The Mendiola massacre was an incident that took place in Mendiola Street, San Miguel, Manila on January 22, 1987, in which state security forces violently dispersed a farmers’ march to Malacañang Palace. Thirteen of the farmers were killed and many wounded when government anti-riot forces opened fire on them. The farmers were demanding fulfillment of the promises regarding land reform made during the presidential campaign of Cory Aquino.
On November 16, 2004, twelve picketing farmers and two children were killed and hundreds were injured at Hacienda Luisita itself when police and soldiers stormed a blockade by plantation workers. The protesters were pushing for fairer wages, increased benefits and, more broadly, a greater commitment for national land reform.
It is the story of one powerful family that has produced two presidents of the country, Cory and Benigno III, blind to its obligation to poor citizens and the decades-long struggle of ten thousand of farm workers and their families for land and justice. The Cojuangcos have often garnered criticism for their unyielding ownership of the estate. The Filipino people see it as a symbol of the country’s paralyzing oligarchy, with some of the country’s most powerful figures all having stakes in the property.
Up to the last day
Dean Jerry was aware of this difficulty and decided to give the example. Belonging to a clan of landowners, he suggested to his mother to award to the tenants their share of land according to the laws of Land Reform but his mother and siblings kept quiet about it. Yet he was decided to follow his inspiration. In an unprecedented gesture, he waived his rights to whatever land would be his inheritance. He became landless but God gave him what his family needed for the education of his children. Years later, he said: “I began to realize that I had started then not only to learn but to teach by word and example, the Word of God, as I understood it.” But even now, none of his relatives ever understood what he did.

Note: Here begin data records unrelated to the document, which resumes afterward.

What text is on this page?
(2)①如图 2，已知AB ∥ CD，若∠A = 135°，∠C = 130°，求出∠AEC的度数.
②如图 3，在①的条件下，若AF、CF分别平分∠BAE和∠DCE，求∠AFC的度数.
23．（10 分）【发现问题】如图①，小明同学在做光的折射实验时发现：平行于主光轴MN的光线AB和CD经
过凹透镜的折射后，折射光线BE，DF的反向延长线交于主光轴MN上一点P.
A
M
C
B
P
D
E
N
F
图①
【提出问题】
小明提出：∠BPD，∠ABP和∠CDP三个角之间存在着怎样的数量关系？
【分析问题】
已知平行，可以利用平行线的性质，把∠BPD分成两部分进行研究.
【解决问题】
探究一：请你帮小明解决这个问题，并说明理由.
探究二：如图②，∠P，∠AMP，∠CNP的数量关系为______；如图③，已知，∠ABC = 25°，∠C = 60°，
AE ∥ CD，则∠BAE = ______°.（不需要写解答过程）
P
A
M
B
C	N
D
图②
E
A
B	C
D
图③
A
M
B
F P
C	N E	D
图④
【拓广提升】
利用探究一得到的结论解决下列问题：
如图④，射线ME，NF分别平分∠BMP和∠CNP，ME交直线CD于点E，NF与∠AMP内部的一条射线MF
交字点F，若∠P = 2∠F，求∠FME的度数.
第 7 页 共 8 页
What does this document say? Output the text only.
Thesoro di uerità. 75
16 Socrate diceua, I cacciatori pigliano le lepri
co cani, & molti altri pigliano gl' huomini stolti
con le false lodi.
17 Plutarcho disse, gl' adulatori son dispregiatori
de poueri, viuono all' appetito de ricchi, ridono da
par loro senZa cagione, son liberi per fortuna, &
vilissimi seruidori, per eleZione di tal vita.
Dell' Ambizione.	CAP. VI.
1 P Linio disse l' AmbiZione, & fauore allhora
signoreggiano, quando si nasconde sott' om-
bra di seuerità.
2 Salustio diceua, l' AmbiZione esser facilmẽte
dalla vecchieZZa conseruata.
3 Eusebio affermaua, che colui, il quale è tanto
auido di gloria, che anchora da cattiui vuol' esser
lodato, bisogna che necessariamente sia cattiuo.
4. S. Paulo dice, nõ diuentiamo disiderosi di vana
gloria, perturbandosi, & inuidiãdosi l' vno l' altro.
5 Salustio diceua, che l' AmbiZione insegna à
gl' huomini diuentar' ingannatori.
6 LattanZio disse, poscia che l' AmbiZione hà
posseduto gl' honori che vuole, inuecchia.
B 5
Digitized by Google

For half a century, Dean Jerry incessantly proclaimed the basic dignity of the small Filipino farmer and the peasant’s importance as backbone of the nation. His books, particularly, “Ours to Share” and “Philippine Socio-Economic Problems” became the “bible” of many social activists. The significance of his efforts to promote Catholic social teachings was recognized by the Vatican which named him to the Council of the Laity in 1968. It was there that he also became friend with Cardinal Karol Wojtyla who later became Pope John Paul II.
Yet, despite his great stature and intellect, Dean Jerry, in times of adversity, always tried to draw out the hidden strength of the farmers by depending on them. When big decisions needed to be made, he summoned all his powers of observation and intuition to determine their real aspirations and inclinations. In times of victory, he was quick to point out the strength, the generosity, and the virtues of the farmers and attracted everyone by focusing attention away from himself.

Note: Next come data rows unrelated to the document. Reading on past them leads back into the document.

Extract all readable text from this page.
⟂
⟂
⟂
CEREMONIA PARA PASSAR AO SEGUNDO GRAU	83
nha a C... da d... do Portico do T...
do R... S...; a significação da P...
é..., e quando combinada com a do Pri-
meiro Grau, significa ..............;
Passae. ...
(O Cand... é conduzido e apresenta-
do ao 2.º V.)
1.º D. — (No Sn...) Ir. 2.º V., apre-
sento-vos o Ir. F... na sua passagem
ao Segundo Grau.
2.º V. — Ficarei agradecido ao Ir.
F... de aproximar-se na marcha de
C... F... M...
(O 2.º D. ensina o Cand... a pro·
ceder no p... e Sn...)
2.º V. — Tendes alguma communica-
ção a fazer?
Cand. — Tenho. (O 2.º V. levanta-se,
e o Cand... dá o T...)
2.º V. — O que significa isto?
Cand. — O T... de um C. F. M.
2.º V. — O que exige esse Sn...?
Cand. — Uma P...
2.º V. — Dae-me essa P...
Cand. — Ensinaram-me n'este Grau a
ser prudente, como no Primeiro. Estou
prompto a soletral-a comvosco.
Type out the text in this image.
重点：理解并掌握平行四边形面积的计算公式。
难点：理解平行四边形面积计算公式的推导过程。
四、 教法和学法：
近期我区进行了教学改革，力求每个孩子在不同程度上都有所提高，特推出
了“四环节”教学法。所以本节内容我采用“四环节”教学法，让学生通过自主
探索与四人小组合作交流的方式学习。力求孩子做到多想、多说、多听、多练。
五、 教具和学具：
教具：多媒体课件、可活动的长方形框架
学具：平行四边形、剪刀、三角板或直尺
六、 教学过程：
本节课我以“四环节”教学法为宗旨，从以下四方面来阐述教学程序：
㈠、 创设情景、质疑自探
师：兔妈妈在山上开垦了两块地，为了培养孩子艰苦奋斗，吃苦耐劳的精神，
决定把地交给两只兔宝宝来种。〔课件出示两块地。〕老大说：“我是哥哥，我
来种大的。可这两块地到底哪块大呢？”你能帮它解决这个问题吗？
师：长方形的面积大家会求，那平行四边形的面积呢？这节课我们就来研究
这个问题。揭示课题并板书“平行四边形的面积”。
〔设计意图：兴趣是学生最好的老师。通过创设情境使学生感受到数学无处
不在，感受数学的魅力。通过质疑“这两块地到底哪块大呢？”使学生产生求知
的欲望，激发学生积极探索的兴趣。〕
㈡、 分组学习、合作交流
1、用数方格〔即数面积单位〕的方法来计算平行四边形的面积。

Stories of the multitudes of farmers he met are filled with anecdotes of how he slept on the bare wooden floors of their nipa huts or under the trees, how he ate what they ate, how he sometimes rode tricycles to their meetings, and how he never turned away anyone who wanted to talk to him in the barrios.

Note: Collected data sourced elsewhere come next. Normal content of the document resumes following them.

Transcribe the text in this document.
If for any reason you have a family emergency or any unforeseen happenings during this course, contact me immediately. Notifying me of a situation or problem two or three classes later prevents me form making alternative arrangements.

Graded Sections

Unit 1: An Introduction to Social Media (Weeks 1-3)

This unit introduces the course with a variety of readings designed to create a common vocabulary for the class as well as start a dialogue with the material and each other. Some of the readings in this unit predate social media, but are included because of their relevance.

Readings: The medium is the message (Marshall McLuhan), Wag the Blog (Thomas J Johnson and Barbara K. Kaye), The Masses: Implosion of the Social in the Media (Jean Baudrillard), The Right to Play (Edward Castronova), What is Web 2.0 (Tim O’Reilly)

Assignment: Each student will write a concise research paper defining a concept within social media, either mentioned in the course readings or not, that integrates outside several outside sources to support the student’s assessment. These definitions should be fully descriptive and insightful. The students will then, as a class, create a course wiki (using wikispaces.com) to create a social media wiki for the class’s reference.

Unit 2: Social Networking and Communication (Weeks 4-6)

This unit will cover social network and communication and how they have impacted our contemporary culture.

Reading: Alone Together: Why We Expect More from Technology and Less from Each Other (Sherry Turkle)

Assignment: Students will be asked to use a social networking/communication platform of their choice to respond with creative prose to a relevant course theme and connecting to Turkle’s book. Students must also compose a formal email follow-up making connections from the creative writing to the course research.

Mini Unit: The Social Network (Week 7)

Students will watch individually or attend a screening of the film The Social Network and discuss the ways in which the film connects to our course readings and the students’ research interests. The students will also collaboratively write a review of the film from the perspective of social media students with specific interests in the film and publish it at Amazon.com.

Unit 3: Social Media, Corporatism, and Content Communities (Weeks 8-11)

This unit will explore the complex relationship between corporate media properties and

Despite being born to a landlord family, Dean Jerry was, at heart, a small farmer. And he was happiest when he was among them. It was, therefore, truly symbolic that he died peacefully of heart failure as he took a nap in a farmer’s nipa hut while resting after yet another one of his never-ending farmer-seminars, and only few kilometers away from where he had founded the FFF 50 years earlier. He was 79 years of age.